O apoio cego de Washington a Tel Aviv
Já temos de pensar no período pós-guerra e recorrer aos mediadores tradicionais entre os dois campos: essencialmente o Egipto e o Qatar. A retirada americana enfraqueceu a situação geral na região e deu liberdade a muitos grupos terroristas. A opinião pública israelita está a virar-se cada vez mais contra Netanyahu, que é acusado de fazer o jogo dos palestinianos através da sua ganância pelo poder, em resposta às constantes provocações dos membros nacionalistas e extremistas religiosos da sua maioria. O primeiro-ministro colocou em perigo o país, que é cegamente apoiado por Washington: muitos já estão a pensar na era pós-Netanyahu, pois o Estado judeu não pode continuar com alguém que ficará na história como o líder sob o qual 1,400 civis israelitas foram mortos em solo israelense. Os Estados Unidos têm uma dupla responsabilidade: financiar indefinidamente Israel e deixá-los gerir através da retirada. Será que o farão agora que Washington está tão consciente da falta de coerência e de estratégia na actual política de Israel?

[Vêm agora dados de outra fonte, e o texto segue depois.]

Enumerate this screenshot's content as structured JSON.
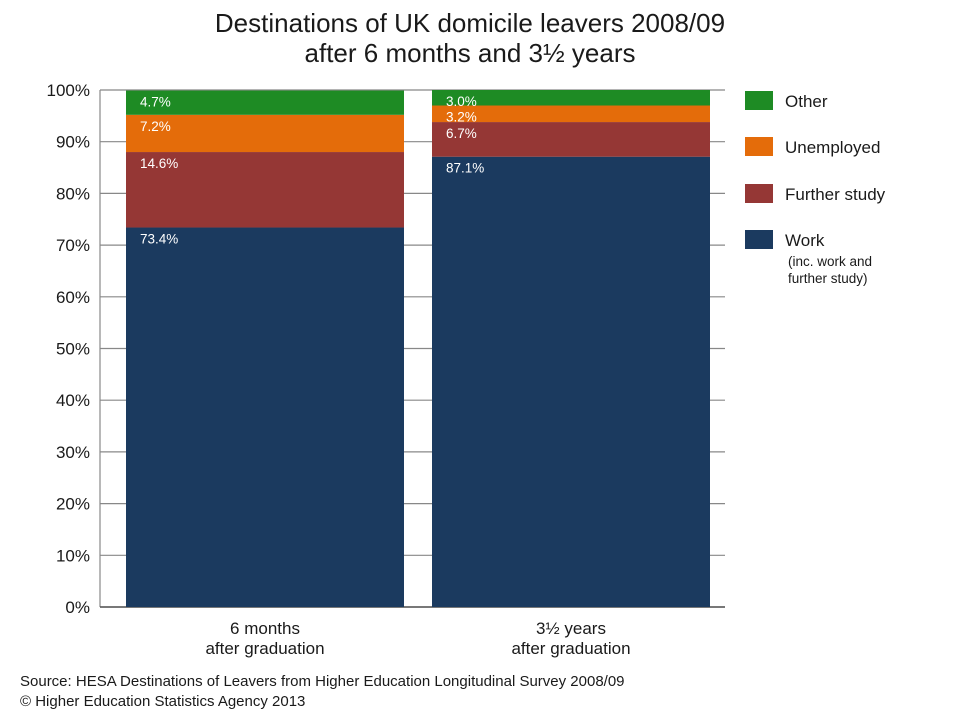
{
  "title_line1": "Destinations of UK domicile leavers 2008/09",
  "title_line2": "after 6 months and 3½ years",
  "footer": {
    "source": "Source: HESA Destinations of Leavers from Higher Education Longitudinal Survey 2008/09",
    "copyright": "© Higher Education Statistics Agency 2013"
  },
  "colors": {
    "Work": "#1b3a5f",
    "Further study": "#953735",
    "Unemployed": "#e46c0a",
    "Other": "#1e8b24",
    "gridline": "#888888"
  },
  "legend_note": [
    "(inc. work and",
    "further study)"
  ],
  "chart_data": {
    "type": "bar",
    "stacked": true,
    "categories": [
      [
        "6 months",
        "after graduation"
      ],
      [
        "3½ years",
        "after graduation"
      ]
    ],
    "series": [
      {
        "name": "Work",
        "values": [
          73.4,
          87.1
        ],
        "labels": [
          "73.4%",
          "87.1%"
        ]
      },
      {
        "name": "Further study",
        "values": [
          14.6,
          6.7
        ],
        "labels": [
          "14.6%",
          "6.7%"
        ]
      },
      {
        "name": "Unemployed",
        "values": [
          7.2,
          3.2
        ],
        "labels": [
          "7.2%",
          "3.2%"
        ]
      },
      {
        "name": "Other",
        "values": [
          4.7,
          3.0
        ],
        "labels": [
          "4.7%",
          "3.0%"
        ]
      }
    ],
    "ylim": [
      0,
      100
    ],
    "yticks": [
      "0%",
      "10%",
      "20%",
      "30%",
      "40%",
      "50%",
      "60%",
      "70%",
      "80%",
      "90%",
      "100%"
    ],
    "grid": true,
    "legend_position": "right",
    "legend_order": [
      "Other",
      "Unemployed",
      "Further study",
      "Work"
    ]
  }
}
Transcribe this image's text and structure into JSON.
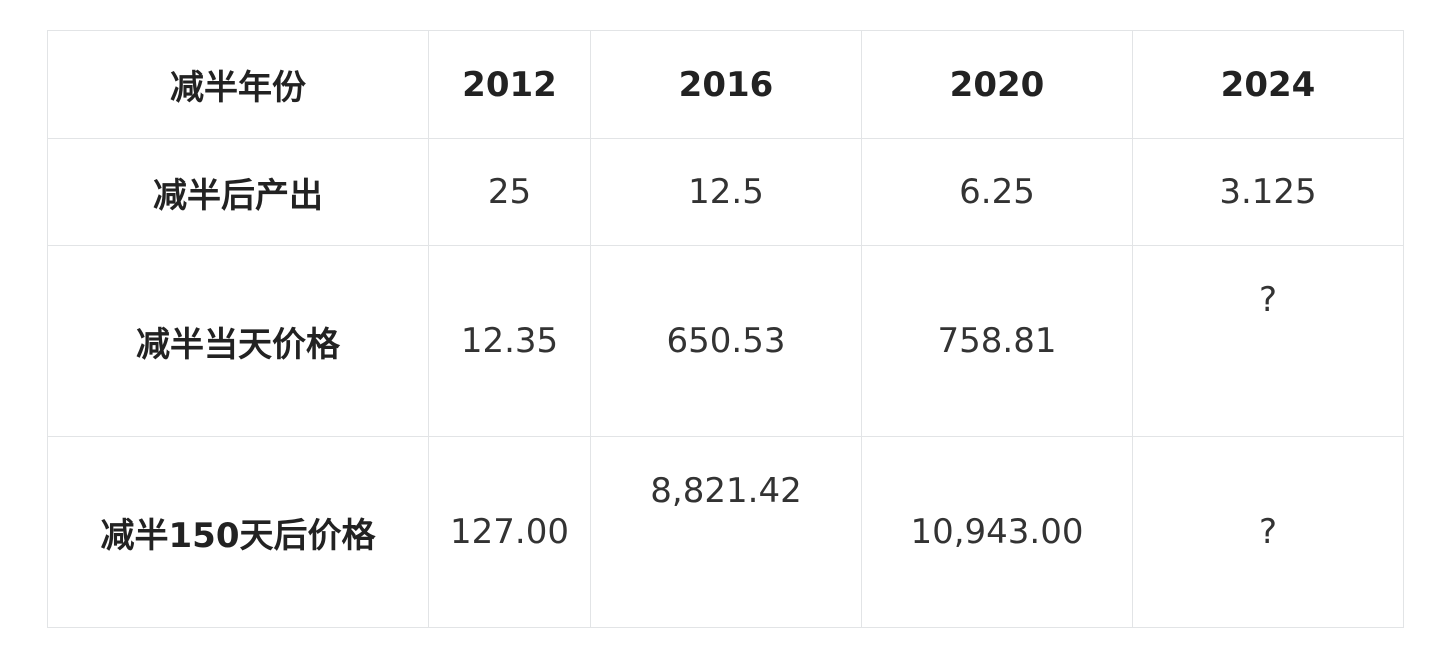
{
  "table": {
    "header": [
      "减半年份",
      "2012",
      "2016",
      "2020",
      "2024"
    ],
    "rows": [
      [
        "减半后产出",
        "25",
        "12.5",
        "6.25",
        "3.125"
      ],
      [
        "减半当天价格",
        "12.35",
        "650.53",
        "758.81",
        "?"
      ],
      [
        "减半150天后价格",
        "127.00",
        "8,821.42",
        "10,943.00",
        "?"
      ]
    ]
  }
}
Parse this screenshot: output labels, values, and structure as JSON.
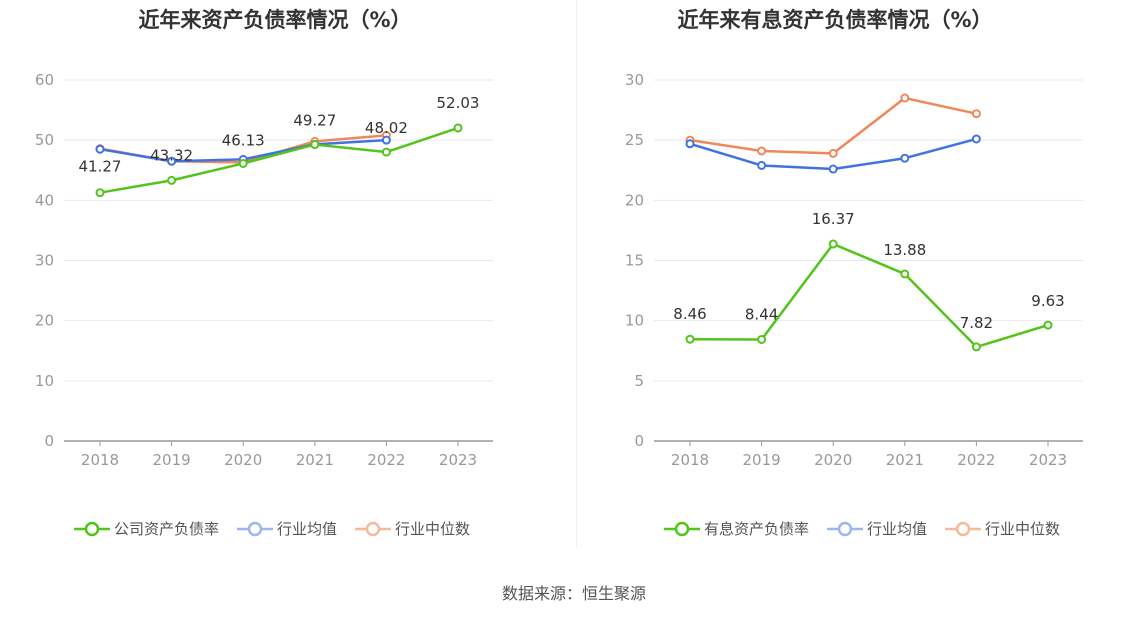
{
  "source_text": "数据来源：恒生聚源",
  "chart_data": [
    {
      "type": "line",
      "title": "近年来资产负债率情况（%）",
      "x": [
        "2018",
        "2019",
        "2020",
        "2021",
        "2022",
        "2023"
      ],
      "ylim": [
        0,
        60
      ],
      "yticks": [
        0,
        10,
        20,
        30,
        40,
        50,
        60
      ],
      "grid": true,
      "legend_position": "bottom",
      "series": [
        {
          "name": "公司资产负债率",
          "color": "#52c41a",
          "values": [
            41.27,
            43.32,
            46.13,
            49.27,
            48.02,
            52.03
          ],
          "labels": [
            "41.27",
            "43.32",
            "46.13",
            "49.27",
            "48.02",
            "52.03"
          ]
        },
        {
          "name": "行业均值",
          "color": "#3f73e0",
          "values": [
            48.5,
            46.5,
            46.8,
            49.3,
            50.0,
            null
          ],
          "labels": []
        },
        {
          "name": "行业中位数",
          "color": "#f0875a",
          "values": [
            48.6,
            46.5,
            46.3,
            49.8,
            50.8,
            null
          ],
          "labels": []
        }
      ]
    },
    {
      "type": "line",
      "title": "近年来有息资产负债率情况（%）",
      "x": [
        "2018",
        "2019",
        "2020",
        "2021",
        "2022",
        "2023"
      ],
      "ylim": [
        0,
        30
      ],
      "yticks": [
        0,
        5,
        10,
        15,
        20,
        25,
        30
      ],
      "grid": true,
      "legend_position": "bottom",
      "series": [
        {
          "name": "有息资产负债率",
          "color": "#52c41a",
          "values": [
            8.46,
            8.44,
            16.37,
            13.88,
            7.82,
            9.63
          ],
          "labels": [
            "8.46",
            "8.44",
            "16.37",
            "13.88",
            "7.82",
            "9.63"
          ]
        },
        {
          "name": "行业均值",
          "color": "#3f73e0",
          "values": [
            24.7,
            22.9,
            22.6,
            23.5,
            25.1,
            null
          ],
          "labels": []
        },
        {
          "name": "行业中位数",
          "color": "#f0875a",
          "values": [
            25.0,
            24.1,
            23.9,
            28.5,
            27.2,
            null
          ],
          "labels": []
        }
      ]
    }
  ]
}
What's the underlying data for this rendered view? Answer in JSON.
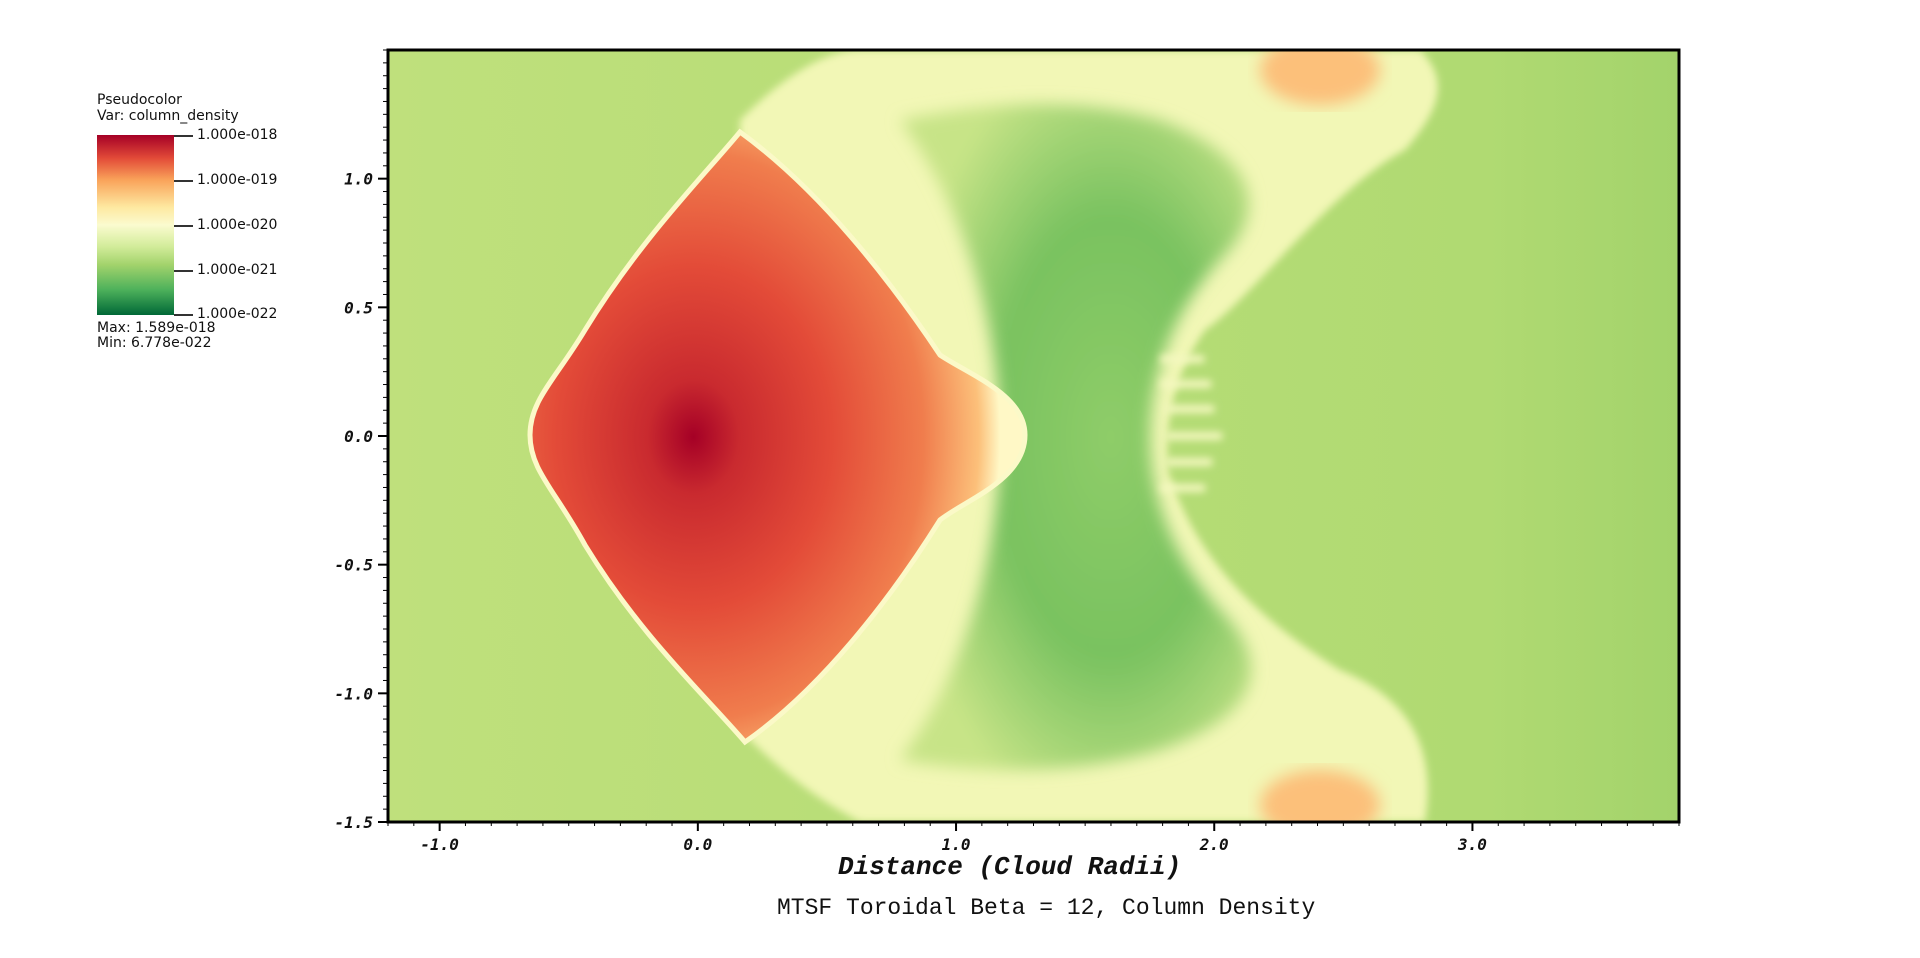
{
  "legend": {
    "plot_type": "Pseudocolor",
    "var": "Var: column_density",
    "ticks": [
      "1.000e-018",
      "1.000e-019",
      "1.000e-020",
      "1.000e-021",
      "1.000e-022"
    ],
    "max": "Max:  1.589e-018",
    "min": "Min:  6.778e-022",
    "colormap": [
      "#a50026",
      "#e34b38",
      "#f9a35a",
      "#fee8a0",
      "#fbfbcf",
      "#d2ec9a",
      "#a3d36c",
      "#4db15b",
      "#006837"
    ]
  },
  "chart_data": {
    "type": "heatmap",
    "title": "MTSF Toroidal Beta = 12, Column Density",
    "xlabel": "Distance (Cloud Radii)",
    "ylabel": "",
    "xlim": [
      -1.2,
      3.8
    ],
    "ylim": [
      -1.5,
      1.5
    ],
    "x_ticks": [
      "-1.0",
      "0.0",
      "1.0",
      "2.0",
      "3.0"
    ],
    "x_tick_values": [
      -1.0,
      0.0,
      1.0,
      2.0,
      3.0
    ],
    "y_ticks": [
      "1.0",
      "0.5",
      "0.0",
      "-0.5",
      "-1.0",
      "-1.5"
    ],
    "y_tick_values": [
      1.0,
      0.5,
      0.0,
      -0.5,
      -1.0,
      -1.5
    ],
    "colorbar_range": [
      1e-22,
      1e-18
    ],
    "colorbar_scale": "log",
    "data_max": 1.589e-18,
    "data_min": 6.778e-22,
    "background_color": "#bfe07c"
  }
}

Que tipo de justiça para punir crimes de guerra?
A campanha de represálias de Tel Aviv em Gaza já ceifou mais de 7,000 vidas, incluindo 3,500 crianças. Quem pode tolerar isso? Os países árabes? O Oeste? Os Estados Unidos? Até Joe Biden condenou o excesso da retaliação de Israel contra os civis de Gaza. Esta operação “Hannibal” é uma luta até ao fim para erradicar o mal: Israel não irá parar até derrotar o Hamas. E os reféns civis? Isto tornou-se secundário, o que preocupa cada vez mais as famílias dos prisioneiros, que protestam manifestando-se e expressando-se amplamente nos meios de comunicação israelitas e internacionais. É aqui que a criação de uma comissão de inquérito em Israel desempenhará um papel fundamental no futuro. Netanyahu já concordou em fazer isso. Mas mais do que isso, a nível internacional, quem irá punir o Hamas, por um lado, e Israel, por outro, pelos crimes cometidos este mês? Fala-se de crimes de guerra, mas há quem já fale de genocídio em Gaza. Especialmente porque o Estado hebreu não reconhece o Tribunal Penal Internacional e, portanto, não é obrigado a cumprir as suas decisões ou julgamentos. Como o seu irmão mais velho americano, claro!